Jenni Hierer
Einleitung
Gelingende Interaktionen im pädagogischen Alltag geschehen nicht automatisch, sondern erfordern eine aktive Rolle von uns Fachkräften. Gerade Kinder mit herausforderndem Interaktionsverhalten brauchen positive, wertschätzende und verbindende Interaktionen mit Erwachsenen und anderen Kindern. In KiTa-Gruppen treffen eine Vielzahl von Kindern aufeinander, die ganz unterschiedliche Gesprächserfahrungen mitbringen. Fachkräfte müssen diese wahrnehmen und kennen, um individuell darauf eingehen zu können, um die Kinder dort abzuholen, wo sie stehen. Dies ist sehr wichtig für den gesamten Gruppenprozess, da eine gute Interaktions- und Beziehungsqualität positive Auswirkungen auf das Verhalten der Kinder hat.
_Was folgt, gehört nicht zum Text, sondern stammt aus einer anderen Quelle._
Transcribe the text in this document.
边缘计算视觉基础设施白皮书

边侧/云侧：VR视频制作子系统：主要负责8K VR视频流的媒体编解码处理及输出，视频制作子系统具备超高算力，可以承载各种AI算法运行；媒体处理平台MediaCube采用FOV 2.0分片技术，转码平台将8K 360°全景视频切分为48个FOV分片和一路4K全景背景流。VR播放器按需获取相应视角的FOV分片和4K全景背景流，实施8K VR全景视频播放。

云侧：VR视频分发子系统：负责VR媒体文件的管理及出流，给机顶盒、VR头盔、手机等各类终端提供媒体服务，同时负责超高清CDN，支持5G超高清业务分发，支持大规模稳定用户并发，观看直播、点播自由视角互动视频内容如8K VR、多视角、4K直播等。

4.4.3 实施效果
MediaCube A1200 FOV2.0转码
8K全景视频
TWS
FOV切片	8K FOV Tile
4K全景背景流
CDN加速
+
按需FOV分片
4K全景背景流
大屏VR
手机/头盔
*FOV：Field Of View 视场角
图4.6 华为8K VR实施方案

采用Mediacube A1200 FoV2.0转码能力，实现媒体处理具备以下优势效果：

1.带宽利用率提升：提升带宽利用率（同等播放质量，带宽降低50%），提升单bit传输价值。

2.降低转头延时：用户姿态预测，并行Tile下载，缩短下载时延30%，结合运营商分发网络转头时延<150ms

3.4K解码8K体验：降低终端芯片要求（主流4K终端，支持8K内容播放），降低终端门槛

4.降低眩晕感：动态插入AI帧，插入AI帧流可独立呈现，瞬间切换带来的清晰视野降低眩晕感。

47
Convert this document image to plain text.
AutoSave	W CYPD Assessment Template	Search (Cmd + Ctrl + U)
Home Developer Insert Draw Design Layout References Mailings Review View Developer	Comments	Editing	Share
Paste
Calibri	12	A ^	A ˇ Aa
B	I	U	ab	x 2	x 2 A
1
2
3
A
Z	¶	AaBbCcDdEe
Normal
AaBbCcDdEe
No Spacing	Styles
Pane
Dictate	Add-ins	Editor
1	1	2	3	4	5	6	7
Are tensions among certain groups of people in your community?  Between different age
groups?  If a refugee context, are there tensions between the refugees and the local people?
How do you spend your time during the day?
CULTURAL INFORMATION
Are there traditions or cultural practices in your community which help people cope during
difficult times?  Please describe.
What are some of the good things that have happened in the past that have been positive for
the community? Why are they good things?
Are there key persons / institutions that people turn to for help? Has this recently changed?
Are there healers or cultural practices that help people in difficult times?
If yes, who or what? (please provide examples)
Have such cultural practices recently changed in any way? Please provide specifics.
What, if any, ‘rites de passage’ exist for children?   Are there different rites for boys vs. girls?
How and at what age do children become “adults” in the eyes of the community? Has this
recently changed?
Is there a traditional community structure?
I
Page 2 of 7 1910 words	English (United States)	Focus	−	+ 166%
Kinder mit guten Beziehungen zu einer Fachkraft sind eher bereit, sich an die sozialen Normen und Gruppenregeln in der Kita zu halten, diese zu akzeptieren und sich in die Gruppe zu integrieren. Für die einzelne Fachkraft bedeutet dies, dass sie zu jedem einzelnen Kind eine gute Beziehung aufbauen muss, um die gesamte Gruppe führen zu können.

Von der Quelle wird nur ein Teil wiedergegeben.